La familia mexicaine : Une nouvelle organisation criminelle
Alain RODIER
En juillet 2009, suite à l'arrestation de Arnoldo Rueda Medina, un des principaux responsables de la Familia Michoacana , cette organisation criminelle mexicaine a déclenché une série d'attaques meurtrières contre les forces de police fédérales et l'armée.
Ainsi, le 14 juillet, douze agents (onze hommes et une femme) ont été assassinés et leurs corps mutilés déposés en tas le long d'une autoroute de montagne. Deux messages étaient laissés avec les corps : « voyons si vous essayez d'arrêter un autre des nôtres » et « rejoignez la Famille ou partez ! ». Le 11 juillet, le jour même de l'arrestation de Rueda Medina, l'organisation avait attaqué simultanément huit objectifs policiers et militaires dans la province de Michoacan. Deux policiers et trois militaires avaient été tués au cours de ces actions.
Une organisation criminelle ultra violente
Ce mouvement s'est fait connaître lorsque le 6 septembre 2006, une vingtaine de ses hommes a effectué une descente dans une boîte de nuit de Uruapan, dans la province de Michoacan. Après avoir tiré de nombreux coups de feu en l'air, cinq têtes décapitées ont été balancées sur la piste de danse accompagnées des messages suivants : « la Famille ne tue pas pour de l'argent. Elle ne tue pas de femmes. Elle ne tue pas des innocents, mais seulement ceux qui l'ont mérité. Sachez que c'est la justice divine ». Les victimes avaient été décapitées la veille, au poignard.

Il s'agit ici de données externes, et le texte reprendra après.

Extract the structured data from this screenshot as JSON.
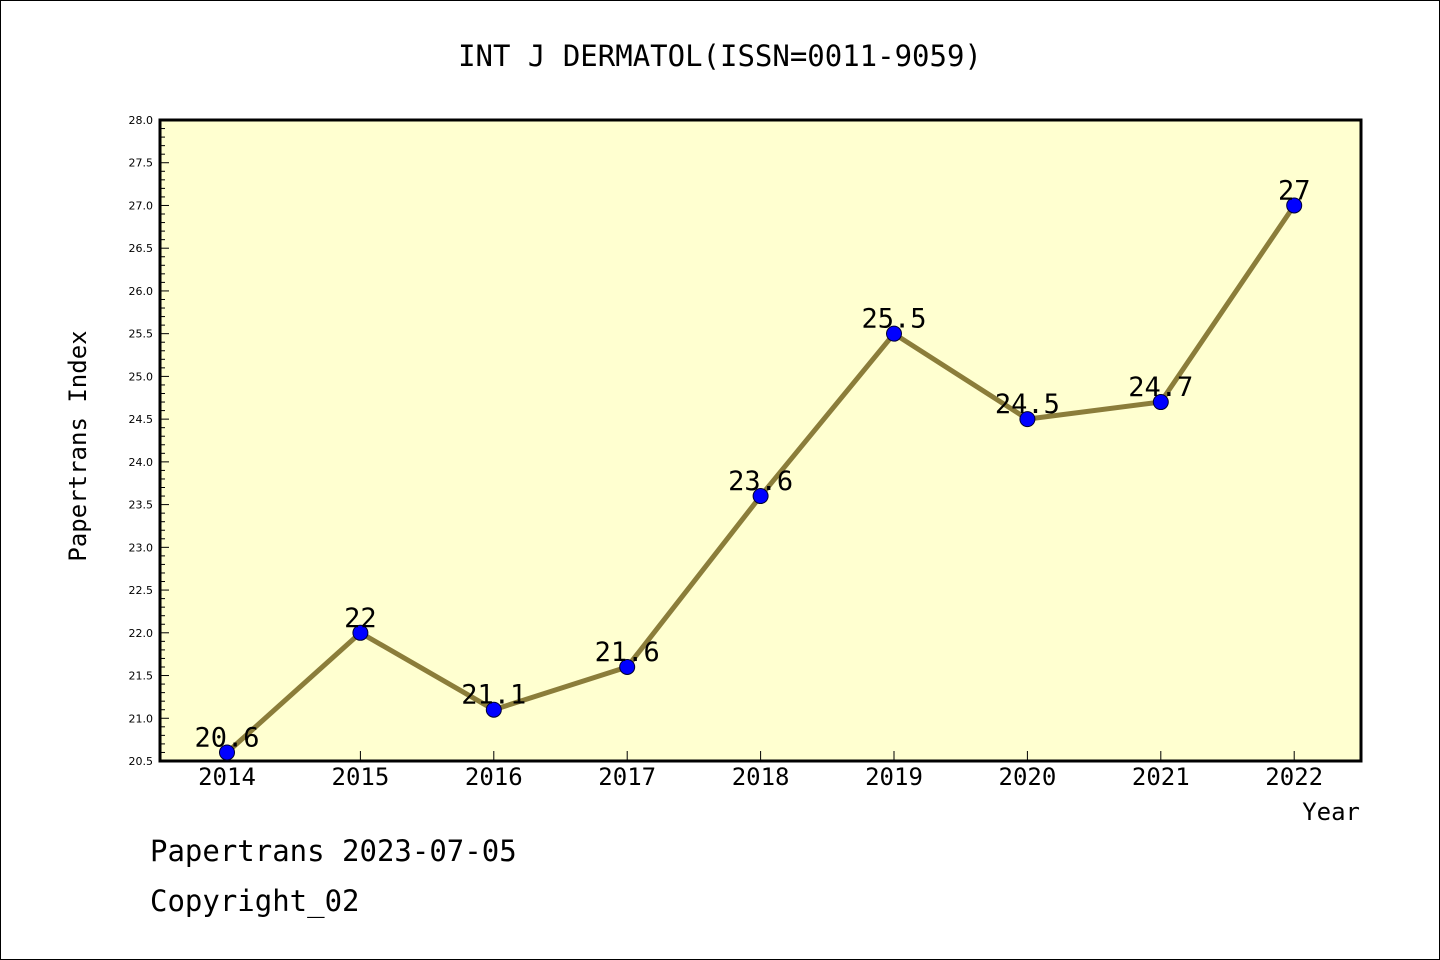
{
  "chart_data": {
    "type": "line",
    "title": "INT J DERMATOL(ISSN=0011-9059)",
    "xlabel": "Year",
    "ylabel": "Papertrans Index",
    "categories": [
      "2014",
      "2015",
      "2016",
      "2017",
      "2018",
      "2019",
      "2020",
      "2021",
      "2022"
    ],
    "values": [
      20.6,
      22,
      21.1,
      21.6,
      23.6,
      25.5,
      24.5,
      24.7,
      27
    ],
    "data_labels": [
      "20.6",
      "22",
      "21.1",
      "21.6",
      "23.6",
      "25.5",
      "24.5",
      "24.7",
      "27"
    ],
    "ylim": [
      20.5,
      28.0
    ],
    "yticks": [
      "20.5",
      "21.0",
      "21.5",
      "22.0",
      "22.5",
      "23.0",
      "23.5",
      "24.0",
      "24.5",
      "25.0",
      "25.5",
      "26.0",
      "26.5",
      "27.0",
      "27.5",
      "28.0"
    ],
    "grid": false,
    "legend": "none",
    "colors": {
      "line": "#8B7D3A",
      "marker": "#0000FF",
      "plot_background": "#FFFFD0"
    }
  },
  "footer": {
    "line1": "Papertrans 2023-07-05",
    "line2": "Copyright_02"
  }
}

Cette organisation criminelle forte d'environ 9 000 membres, majoritairement originaires de la province de Michoacan, dépasse toutes ses homologues mexicaines dans l'horreur. Si ses membres utilisent couramment des armes à feu modernes, ils font preuve d'une véritable prédilection pour les assassinats sauvages, souvent accompagnés d'actes de torture. C'est ainsi qu'ils ont généralisé les décapitations à l'arme blanche et les étouffements pratiqués à l'aide de sacs en plastique. Les cadavres sont ensuite abandonnés bien en vue, accompagnés de messages écrits destinés à impressionner les autorités et la population. C'est ainsi que de nombreux membres des forces de l'ordre ont préféré démissionner car leurs noms étaient apparus comme étant les prochains sur la liste des futures victimes !
Cette organisation est également spécifique par le fait qu'elle n'est pas uniquement un cartel à l'image de ses homologues nationales. En effet, elle ressemblerait plus aux milices d'autodéfense colombiennes (AUC), regroupant en son sein des « vigilants », des membres de milices de protection rurales, des anciens policiers et militaires, des trafiquants de drogue et – c'est son originalité – des adeptes d'un mouvement chrétien de type sectaire (mouvement de la nouvelle Jérusalem). Certains de ses dirigeants s'inspireraient des écrits du pasteur américain John Eldredge qui officie à Colorado Springs.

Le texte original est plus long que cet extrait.